The CalDAG-GEFI/Rap1/αIIbβ3 axis minimally contributes to accelerated platelet clearance in mice with constitutive store-operated calcium entry.

Abstract

Circulating platelets maintain low cytosolic Ca²⁺ concentrations. At sites of vascular injury, agonist-induced Ca²⁺ release from platelet intracellular stores triggers influx of extracellular Ca²⁺, a process known as store-operated Ca²⁺ entry (SOCE).

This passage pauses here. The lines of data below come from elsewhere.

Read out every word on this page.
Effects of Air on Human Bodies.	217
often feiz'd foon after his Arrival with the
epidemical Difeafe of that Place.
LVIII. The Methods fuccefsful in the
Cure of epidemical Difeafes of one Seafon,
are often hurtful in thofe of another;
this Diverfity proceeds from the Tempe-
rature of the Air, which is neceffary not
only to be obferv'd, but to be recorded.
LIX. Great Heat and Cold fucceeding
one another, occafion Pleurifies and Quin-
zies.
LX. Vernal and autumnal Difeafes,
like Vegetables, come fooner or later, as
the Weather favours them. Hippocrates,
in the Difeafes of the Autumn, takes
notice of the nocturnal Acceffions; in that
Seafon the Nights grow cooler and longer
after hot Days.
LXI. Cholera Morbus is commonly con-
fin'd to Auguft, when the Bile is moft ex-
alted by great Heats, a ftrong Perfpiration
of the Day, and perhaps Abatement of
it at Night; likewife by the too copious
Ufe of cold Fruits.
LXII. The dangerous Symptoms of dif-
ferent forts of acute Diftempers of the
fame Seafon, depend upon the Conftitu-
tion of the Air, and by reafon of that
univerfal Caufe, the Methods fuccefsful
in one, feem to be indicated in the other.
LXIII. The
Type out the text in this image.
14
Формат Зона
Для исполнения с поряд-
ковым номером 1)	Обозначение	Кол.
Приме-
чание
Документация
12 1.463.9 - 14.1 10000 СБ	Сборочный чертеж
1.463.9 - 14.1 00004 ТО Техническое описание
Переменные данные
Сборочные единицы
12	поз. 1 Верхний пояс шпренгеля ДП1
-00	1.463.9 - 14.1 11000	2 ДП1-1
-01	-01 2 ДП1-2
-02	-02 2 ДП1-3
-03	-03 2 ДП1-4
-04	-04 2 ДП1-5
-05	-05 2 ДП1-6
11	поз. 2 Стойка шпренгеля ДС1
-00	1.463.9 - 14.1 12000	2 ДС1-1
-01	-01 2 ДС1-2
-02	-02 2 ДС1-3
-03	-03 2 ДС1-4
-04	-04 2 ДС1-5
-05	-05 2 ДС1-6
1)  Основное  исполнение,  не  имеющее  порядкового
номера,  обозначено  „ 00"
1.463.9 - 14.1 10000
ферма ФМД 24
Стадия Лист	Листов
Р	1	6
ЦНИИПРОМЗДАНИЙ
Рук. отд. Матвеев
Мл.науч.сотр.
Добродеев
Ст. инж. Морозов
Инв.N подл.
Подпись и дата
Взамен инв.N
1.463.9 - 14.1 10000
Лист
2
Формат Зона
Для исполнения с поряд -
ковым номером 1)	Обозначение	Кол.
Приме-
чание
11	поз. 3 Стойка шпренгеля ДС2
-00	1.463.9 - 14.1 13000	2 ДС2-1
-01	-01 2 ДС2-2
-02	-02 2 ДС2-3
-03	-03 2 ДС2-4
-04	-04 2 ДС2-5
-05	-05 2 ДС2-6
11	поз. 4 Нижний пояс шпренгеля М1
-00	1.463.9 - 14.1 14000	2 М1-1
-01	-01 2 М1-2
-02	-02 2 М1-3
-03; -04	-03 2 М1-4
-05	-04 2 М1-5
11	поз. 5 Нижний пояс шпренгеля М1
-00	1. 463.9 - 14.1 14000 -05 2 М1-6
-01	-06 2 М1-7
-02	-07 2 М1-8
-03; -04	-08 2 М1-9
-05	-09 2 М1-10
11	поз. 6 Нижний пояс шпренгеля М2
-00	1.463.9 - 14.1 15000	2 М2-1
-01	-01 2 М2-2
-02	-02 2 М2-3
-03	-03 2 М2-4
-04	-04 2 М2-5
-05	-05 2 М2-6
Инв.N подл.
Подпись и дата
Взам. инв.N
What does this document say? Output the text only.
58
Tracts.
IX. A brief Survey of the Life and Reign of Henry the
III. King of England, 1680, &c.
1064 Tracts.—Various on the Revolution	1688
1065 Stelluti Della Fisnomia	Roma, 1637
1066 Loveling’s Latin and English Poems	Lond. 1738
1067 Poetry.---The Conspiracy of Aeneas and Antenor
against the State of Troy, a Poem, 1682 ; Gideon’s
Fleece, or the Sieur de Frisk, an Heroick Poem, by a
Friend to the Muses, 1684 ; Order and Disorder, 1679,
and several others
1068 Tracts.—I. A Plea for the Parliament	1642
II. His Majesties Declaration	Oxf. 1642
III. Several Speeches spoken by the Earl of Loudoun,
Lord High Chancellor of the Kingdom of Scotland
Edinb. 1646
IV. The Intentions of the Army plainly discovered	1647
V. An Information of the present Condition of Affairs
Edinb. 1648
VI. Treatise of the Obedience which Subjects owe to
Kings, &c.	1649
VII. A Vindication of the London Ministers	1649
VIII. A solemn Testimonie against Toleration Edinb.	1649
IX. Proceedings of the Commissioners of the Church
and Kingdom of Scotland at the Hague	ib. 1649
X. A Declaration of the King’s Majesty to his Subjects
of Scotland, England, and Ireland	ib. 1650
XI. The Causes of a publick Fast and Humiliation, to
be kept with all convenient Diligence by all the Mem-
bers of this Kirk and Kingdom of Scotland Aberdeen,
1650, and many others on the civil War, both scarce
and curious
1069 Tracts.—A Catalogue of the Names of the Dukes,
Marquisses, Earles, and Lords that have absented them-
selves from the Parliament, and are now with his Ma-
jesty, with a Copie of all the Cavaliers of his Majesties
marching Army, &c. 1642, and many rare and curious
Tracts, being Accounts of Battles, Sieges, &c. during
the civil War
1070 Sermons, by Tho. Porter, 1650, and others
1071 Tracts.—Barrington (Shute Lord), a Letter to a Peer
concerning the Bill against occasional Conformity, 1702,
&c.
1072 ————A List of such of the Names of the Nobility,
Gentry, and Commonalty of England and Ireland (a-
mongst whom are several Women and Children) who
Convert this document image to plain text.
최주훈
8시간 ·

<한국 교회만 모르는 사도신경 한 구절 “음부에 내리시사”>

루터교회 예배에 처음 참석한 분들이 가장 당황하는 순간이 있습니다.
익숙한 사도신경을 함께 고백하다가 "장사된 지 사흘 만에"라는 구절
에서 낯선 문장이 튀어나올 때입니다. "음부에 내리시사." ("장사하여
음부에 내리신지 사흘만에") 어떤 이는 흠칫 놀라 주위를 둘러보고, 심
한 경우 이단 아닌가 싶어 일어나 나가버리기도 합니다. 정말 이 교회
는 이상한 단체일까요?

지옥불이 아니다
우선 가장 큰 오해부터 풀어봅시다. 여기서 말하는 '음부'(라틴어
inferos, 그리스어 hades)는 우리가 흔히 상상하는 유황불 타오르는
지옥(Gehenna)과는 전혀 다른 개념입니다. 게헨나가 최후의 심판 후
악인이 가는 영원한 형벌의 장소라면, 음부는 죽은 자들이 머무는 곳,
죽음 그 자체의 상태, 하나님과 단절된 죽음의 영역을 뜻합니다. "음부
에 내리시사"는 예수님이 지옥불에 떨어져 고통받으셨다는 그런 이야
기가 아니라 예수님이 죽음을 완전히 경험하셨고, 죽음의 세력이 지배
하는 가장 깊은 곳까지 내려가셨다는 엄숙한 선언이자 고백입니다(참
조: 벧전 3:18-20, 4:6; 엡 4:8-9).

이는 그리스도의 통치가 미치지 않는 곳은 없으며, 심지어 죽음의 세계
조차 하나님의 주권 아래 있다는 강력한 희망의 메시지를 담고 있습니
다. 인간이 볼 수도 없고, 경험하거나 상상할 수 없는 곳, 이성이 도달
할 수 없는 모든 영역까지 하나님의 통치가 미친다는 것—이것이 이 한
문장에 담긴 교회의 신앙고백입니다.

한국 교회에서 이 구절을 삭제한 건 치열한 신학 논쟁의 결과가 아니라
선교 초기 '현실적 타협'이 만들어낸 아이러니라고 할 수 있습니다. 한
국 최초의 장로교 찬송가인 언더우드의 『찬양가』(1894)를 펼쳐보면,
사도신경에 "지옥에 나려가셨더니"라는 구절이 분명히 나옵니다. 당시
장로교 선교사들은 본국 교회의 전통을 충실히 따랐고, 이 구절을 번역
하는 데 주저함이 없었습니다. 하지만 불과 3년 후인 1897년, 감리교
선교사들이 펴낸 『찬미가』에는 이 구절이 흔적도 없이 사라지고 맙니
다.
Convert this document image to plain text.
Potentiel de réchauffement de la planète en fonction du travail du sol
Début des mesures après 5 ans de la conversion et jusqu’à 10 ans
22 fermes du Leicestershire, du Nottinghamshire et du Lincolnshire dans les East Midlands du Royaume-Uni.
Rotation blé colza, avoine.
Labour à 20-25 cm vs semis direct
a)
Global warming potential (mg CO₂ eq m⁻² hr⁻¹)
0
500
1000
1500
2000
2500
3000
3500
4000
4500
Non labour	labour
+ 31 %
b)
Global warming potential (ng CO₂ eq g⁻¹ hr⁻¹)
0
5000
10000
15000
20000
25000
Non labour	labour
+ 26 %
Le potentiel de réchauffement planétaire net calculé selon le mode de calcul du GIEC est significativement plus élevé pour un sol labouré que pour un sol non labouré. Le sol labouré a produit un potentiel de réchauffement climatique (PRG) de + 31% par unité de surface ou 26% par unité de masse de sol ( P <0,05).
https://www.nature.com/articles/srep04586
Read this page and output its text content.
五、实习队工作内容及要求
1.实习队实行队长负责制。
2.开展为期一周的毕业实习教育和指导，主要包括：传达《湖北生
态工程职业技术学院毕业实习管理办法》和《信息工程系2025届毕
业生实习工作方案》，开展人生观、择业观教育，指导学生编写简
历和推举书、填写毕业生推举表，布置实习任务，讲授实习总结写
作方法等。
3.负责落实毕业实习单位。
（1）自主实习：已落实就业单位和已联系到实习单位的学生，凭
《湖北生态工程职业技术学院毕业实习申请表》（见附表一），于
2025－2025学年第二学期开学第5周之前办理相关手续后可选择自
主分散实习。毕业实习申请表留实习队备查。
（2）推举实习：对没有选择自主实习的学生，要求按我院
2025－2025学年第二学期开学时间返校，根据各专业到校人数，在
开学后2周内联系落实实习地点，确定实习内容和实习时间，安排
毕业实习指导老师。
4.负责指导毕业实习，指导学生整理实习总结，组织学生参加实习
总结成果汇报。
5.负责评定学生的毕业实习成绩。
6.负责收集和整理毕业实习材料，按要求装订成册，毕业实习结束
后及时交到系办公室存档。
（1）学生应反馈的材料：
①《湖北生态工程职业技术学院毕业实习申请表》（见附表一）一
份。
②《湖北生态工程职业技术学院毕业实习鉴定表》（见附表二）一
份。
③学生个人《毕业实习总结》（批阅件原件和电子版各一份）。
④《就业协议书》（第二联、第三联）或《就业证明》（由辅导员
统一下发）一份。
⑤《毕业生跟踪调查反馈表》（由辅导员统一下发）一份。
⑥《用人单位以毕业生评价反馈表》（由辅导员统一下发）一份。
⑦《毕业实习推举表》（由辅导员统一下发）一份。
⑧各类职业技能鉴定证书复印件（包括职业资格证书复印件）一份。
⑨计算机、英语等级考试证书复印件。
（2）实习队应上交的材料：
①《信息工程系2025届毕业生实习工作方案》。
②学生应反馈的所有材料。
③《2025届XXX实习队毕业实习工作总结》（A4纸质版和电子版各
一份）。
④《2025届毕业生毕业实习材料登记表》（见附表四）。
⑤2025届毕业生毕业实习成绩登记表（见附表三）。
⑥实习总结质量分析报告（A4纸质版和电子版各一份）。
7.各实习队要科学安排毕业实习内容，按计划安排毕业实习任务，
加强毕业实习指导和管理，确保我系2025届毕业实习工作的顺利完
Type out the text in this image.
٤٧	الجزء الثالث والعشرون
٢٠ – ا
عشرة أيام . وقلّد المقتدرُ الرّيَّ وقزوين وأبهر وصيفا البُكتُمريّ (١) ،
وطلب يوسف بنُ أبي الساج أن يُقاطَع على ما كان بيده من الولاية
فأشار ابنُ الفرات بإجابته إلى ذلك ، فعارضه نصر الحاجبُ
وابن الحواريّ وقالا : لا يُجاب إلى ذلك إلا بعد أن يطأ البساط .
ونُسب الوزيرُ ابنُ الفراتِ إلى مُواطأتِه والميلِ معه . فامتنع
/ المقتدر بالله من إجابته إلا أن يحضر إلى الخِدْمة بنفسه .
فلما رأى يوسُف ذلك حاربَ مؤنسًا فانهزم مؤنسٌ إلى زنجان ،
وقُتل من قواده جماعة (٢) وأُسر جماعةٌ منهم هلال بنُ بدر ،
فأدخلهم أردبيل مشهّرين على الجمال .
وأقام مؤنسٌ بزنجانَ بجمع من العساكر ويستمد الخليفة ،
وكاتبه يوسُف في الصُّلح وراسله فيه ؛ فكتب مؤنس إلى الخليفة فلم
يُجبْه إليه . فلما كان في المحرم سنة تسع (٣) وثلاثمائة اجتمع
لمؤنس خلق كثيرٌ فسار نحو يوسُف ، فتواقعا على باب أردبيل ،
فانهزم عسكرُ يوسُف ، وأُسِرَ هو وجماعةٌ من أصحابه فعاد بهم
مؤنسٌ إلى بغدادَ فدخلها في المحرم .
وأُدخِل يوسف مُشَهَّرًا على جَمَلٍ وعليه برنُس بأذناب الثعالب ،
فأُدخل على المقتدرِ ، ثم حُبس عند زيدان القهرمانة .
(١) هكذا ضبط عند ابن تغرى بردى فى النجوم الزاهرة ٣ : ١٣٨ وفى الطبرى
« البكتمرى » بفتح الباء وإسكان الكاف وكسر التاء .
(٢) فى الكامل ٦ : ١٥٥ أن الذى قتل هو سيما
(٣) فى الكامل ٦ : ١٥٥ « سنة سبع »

Stromal interaction molecule 1 (Stim1) senses reduced Ca²⁺ stores and triggers SOCE. Gain-of-function (GOF) mutations in Stim1, such as described for Stormorken syndrome patients or mutant mice (Stim1^Sax), are associated with marked thrombocytopenia and increased platelet turnover. We hypothesized that reduced platelet survival in Stim1^Sax/+ mice is due to increased Rap1/integrin signaling and platelet clearance in the spleen, similar to what we recently described for mice expressing a mutant version of the Rap1-GAP, Rasa3 (Rasa3^hlb/hlb). Stim1^Sax/+ mice were crossed with mice deficient in CalDAG-GEFI, a critical calcium-regulated Rap1-GEF in platelets. In contrast to Rasa3^hlb/hlb x Caldaggef1^-/- mice, only a small increase in the peripheral platelet count, but not platelet lifespan, was observed in Stim1^Sax/+ x Caldaggef1^-/- mice. Similarly, inhibition of αIIbβ3 integrin in vivo only minimally raised the peripheral platelet count in Stim1^Sax/+ mice. Compared to controls, Stim1^Sax/+ mice exhibited increased platelet accumulation in the lung, but not the spleen or liver. These results suggest that CalDAG-GEFI/Rap1/integrin signaling contributes only minimally to accelerated platelet turnover caused by constitutive SOCE.